Asymmetric wake-up scheduling based on block designs for Internet of Things

Abstract

In general, wireless sensors operate with a limited energy source, and energy efficiency is a critical design issue. In order to extend the operation time of wireless sensors, there have been many energy efficiency neighbor discovery protocols designed for wireless sensor networks (WSNs) such as Quorum-based, prime-number-based, and block-design-based protocols. Among them, the block-design-based approach was known to be more effective solutions for neighbor discovery in terms of the worst-case discovery latency for a given duty cycle. However, the original block- design-based approach is only applicable to a sensor network where all sensors have the same duty cycle. In order to expand a block-design-based neighbor discovery solution to asymmetric WSNs, we introduce a new neighbor discovery protocol (NDP) that combines two block-design-based schedules to produce a new set of discovery schedules for asymmetric WSNs.
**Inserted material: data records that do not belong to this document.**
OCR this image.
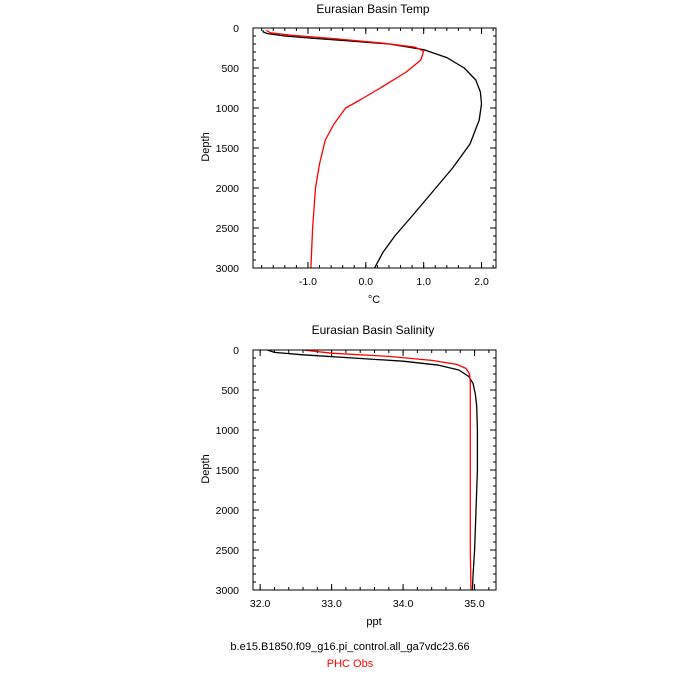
Eurasian Basin Temp
Depth
°C
-1.0	0.0	1.0	2.0
0
500
1000
1500
2000
2500
3000
Eurasian Basin Salinity
Depth
ppt
32.0	33.0	34.0	35.0
0
500
1000
1500
2000
2500
3000
b.e15.B1850.f09_g16.pi_control.all_ga7vdc23.66
PHC Obs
Furthermore, by using the Kronecker product method, we prove that any pair of neighboring sensors in the proposed protocol has at least one common active slot within a length of their discovery cycle. Furthermore, the results of the simulation study show that the proposed method is better than representative NDPs (such as Quorum, U-Connect, Disco, SearchLight, Hedis, and Todis) in terms of discovery latency and energy efficiency.